2) What is comical about the events that transpired
between the convict and Pip? Quote the scene and describe


convict: arr give me yer tender mouth

pip: *glurble*choke*


 

offline spoonz from Edmonton, AB (Canada) on 2002-12-09 20:50 [#00475683]
Points: 3219 Status: Regular



It allows the author to use the characters as mouthpieces
for the thesis and antithesis of a Hegelian dialectic.

dooooood, that shit's way beyond me. thx, tho


 

offline fleetmouse from Horny for Truth on 2002-12-09 20:56 [#00475694]
Points: 18042 Status: Lurker | Followup to spoonz: #00475683



Hegel is easy.

Thesis: ice cream is tasty.

Antithesis: ice cream is fattening.

Synthesis: let's get low fat ice cream.

All these thesis/antithesis -> synthesis ideas lead to an
ideal realm where Hegel is worshipped as a god.

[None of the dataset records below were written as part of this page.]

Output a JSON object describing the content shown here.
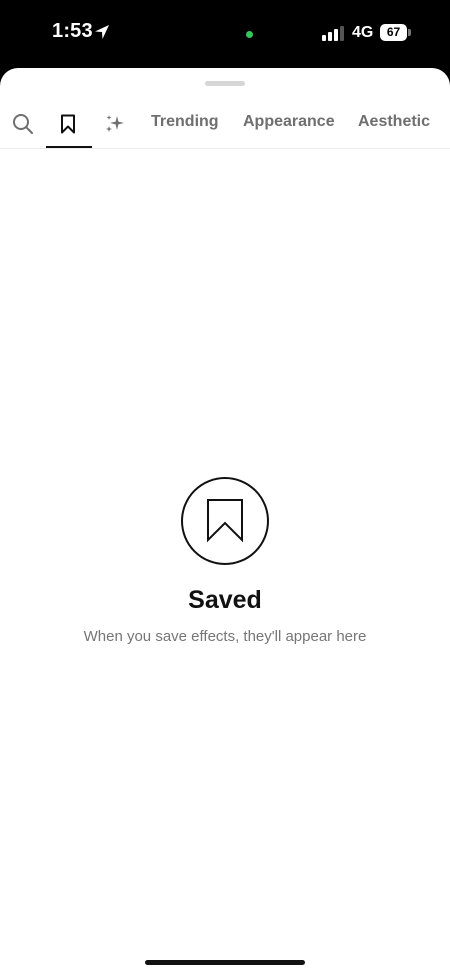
{
  "status_bar": {
    "time": "1:53",
    "network": "4G",
    "battery_level": "67",
    "privacy_dot_color": "#33c659",
    "icons": [
      "location-arrow-icon",
      "signal-bars-icon",
      "battery-icon"
    ]
  },
  "tabs": {
    "icon_tabs": [
      "search-icon",
      "bookmark-icon",
      "sparkle-icon"
    ],
    "selected": "saved",
    "trending": "Trending",
    "appearance": "Appearance",
    "aesthetic": "Aesthetic"
  },
  "empty_state": {
    "icon": "bookmark-icon",
    "title": "Saved",
    "subtitle": "When you save effects, they'll appear here"
  }
}
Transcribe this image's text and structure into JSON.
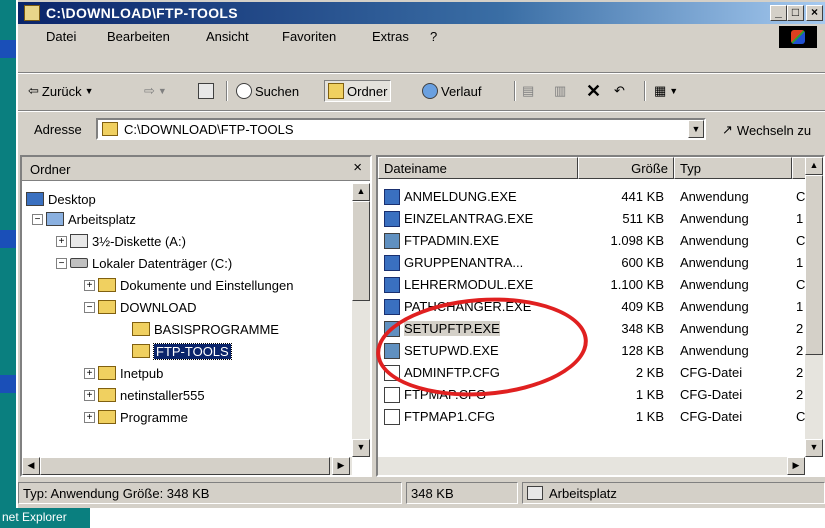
{
  "window": {
    "title": "C:\\DOWNLOAD\\FTP-TOOLS",
    "controls": [
      "_",
      "□",
      "×"
    ]
  },
  "menu": [
    "Datei",
    "Bearbeiten",
    "Ansicht",
    "Favoriten",
    "Extras",
    "?"
  ],
  "toolbar": {
    "back": "Zurück",
    "search": "Suchen",
    "folders": "Ordner",
    "history": "Verlauf"
  },
  "address": {
    "label": "Adresse",
    "value": "C:\\DOWNLOAD\\FTP-TOOLS",
    "go": "Wechseln zu"
  },
  "folder_pane": {
    "title": "Ordner",
    "close": "×",
    "tree": [
      {
        "label": "Desktop",
        "icon": "desktop-icon"
      },
      {
        "label": "Arbeitsplatz",
        "icon": "computer-icon"
      },
      {
        "label": "3½-Diskette (A:)",
        "icon": "floppy-icon"
      },
      {
        "label": "Lokaler Datenträger (C:)",
        "icon": "drive-icon"
      },
      {
        "label": "Dokumente und Einstellungen",
        "icon": "folder-icon"
      },
      {
        "label": "DOWNLOAD",
        "icon": "folder-icon"
      },
      {
        "label": "BASISPROGRAMME",
        "icon": "folder-icon"
      },
      {
        "label": "FTP-TOOLS",
        "icon": "folder-open-icon",
        "selected": true
      },
      {
        "label": "Inetpub",
        "icon": "folder-icon"
      },
      {
        "label": "netinstaller555",
        "icon": "folder-icon"
      },
      {
        "label": "Programme",
        "icon": "folder-icon"
      }
    ]
  },
  "file_list": {
    "columns": [
      "Dateiname",
      "Größe",
      "Typ"
    ],
    "files": [
      {
        "name": "ANMELDUNG.EXE",
        "size": "441 KB",
        "type": "Anwendung",
        "extra": "C"
      },
      {
        "name": "EINZELANTRAG.EXE",
        "size": "511 KB",
        "type": "Anwendung",
        "extra": "1"
      },
      {
        "name": "FTPADMIN.EXE",
        "size": "1.098 KB",
        "type": "Anwendung",
        "extra": "C"
      },
      {
        "name": "GRUPPENANTRA...",
        "size": "600 KB",
        "type": "Anwendung",
        "extra": "1"
      },
      {
        "name": "LEHRERMODUL.EXE",
        "size": "1.100 KB",
        "type": "Anwendung",
        "extra": "C"
      },
      {
        "name": "PATHCHANGER.EXE",
        "size": "409 KB",
        "type": "Anwendung",
        "extra": "1"
      },
      {
        "name": "SETUPFTP.EXE",
        "size": "348 KB",
        "type": "Anwendung",
        "extra": "2"
      },
      {
        "name": "SETUPWD.EXE",
        "size": "128 KB",
        "type": "Anwendung",
        "extra": "2"
      },
      {
        "name": "ADMINFTP.CFG",
        "size": "2 KB",
        "type": "CFG-Datei",
        "extra": "2"
      },
      {
        "name": "FTPMAP.CFG",
        "size": "1 KB",
        "type": "CFG-Datei",
        "extra": "2"
      },
      {
        "name": "FTPMAP1.CFG",
        "size": "1 KB",
        "type": "CFG-Datei",
        "extra": "C"
      }
    ]
  },
  "status": {
    "info": "Typ: Anwendung Größe: 348 KB",
    "size": "348 KB",
    "zone": "Arbeitsplatz"
  },
  "desktop": {
    "ie_label": "net Explorer"
  },
  "colors": {
    "title_start": "#0a246a",
    "title_end": "#a6caf0",
    "highlight_circle": "#e02020",
    "desktop": "#0a7f7f"
  }
}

There is also the principle of der
barkenschnauzerschnitzelschpritzing but that's enough for
one night.


 

offline pachi from yo momma (United States) on 2002-12-09 21:06 [#00475704]
Points: 8984 Status: Lurker | Followup to fleetmouse: #00475694



hehehe

the longest german word i know of is
Geschwindigkeitsüberschreitung

("speeding" in english)


 

offline BlatantEcho from All over (United States) on 2002-12-09 21:08 [#00475707]
Points: 7210 Status: Lurker | Followup to spoonz: #00475662



grade 9 = freshman in high school, just like I guessed

do I get a prize?

how bout an 'A'?


 

offline spoonz from Edmonton, AB (Canada) on 2002-12-09 21:09 [#00475712]
Points: 3219 Status: Regular | Followup to BlatantEcho: #00475707



it's yours to keep.

*hands big giant A to Blatant*

what grades are in what schools down ther?


 

offline fleetmouse from Horny for Truth on 2002-12-09 21:18 [#00475727]
Points: 18042 Status: Lurker | Followup to pachi: #00475704



My goodness, there are so many eminent dead european
philosophers with their big words! I always refer to Woody
Allen's summary of epistemology:

In formulating any philosophy, the first consideration
must always be: What can we know? That is, what can we be
sure we know, or sure that we know we knew it, if indeed it
is at all knowable. Or have we simply forgotten it and are
too embarrassed to say anything? Descartes hinted at the
problem when he wrote , "My mind can never know my body,
although it has become quite friendly with my legs." By
"knowable," incidentally, I do not mean that which can be
known by perception of the senses, or that which can be
grasped by the mind, but more that which can be said to be
Known or to possess Knownness or Knowability, or at least
something you can mention to a friend.

Can we actually "know" the universe? My God, it's hard
enough to find your way around in Chinatown. The point,
however, is: Is there anything out there? And why? And
must they be so noisy? Finally, there can be no doubt that
the one characteristic of "reality" is that it lacks
essence. That is not to say it has no essence, but merely
lacks it. (The reality I speak of here is the same Hobbes
described, but a little smaller.) Therefore the Cartesian
dictum "I think, therefore I am" might be better expressed
"Hey, there goes Edna with a saxaphone!" So, then, to know a
substance or an idea we must doubt it, and thus, doubting
it, come to perceive the qualities it possesses in its
finite state, which are truly "in the thing itself," or "of
the thing itself," or of something or nothing. If this is
clear, we can leave epistemology for the moment.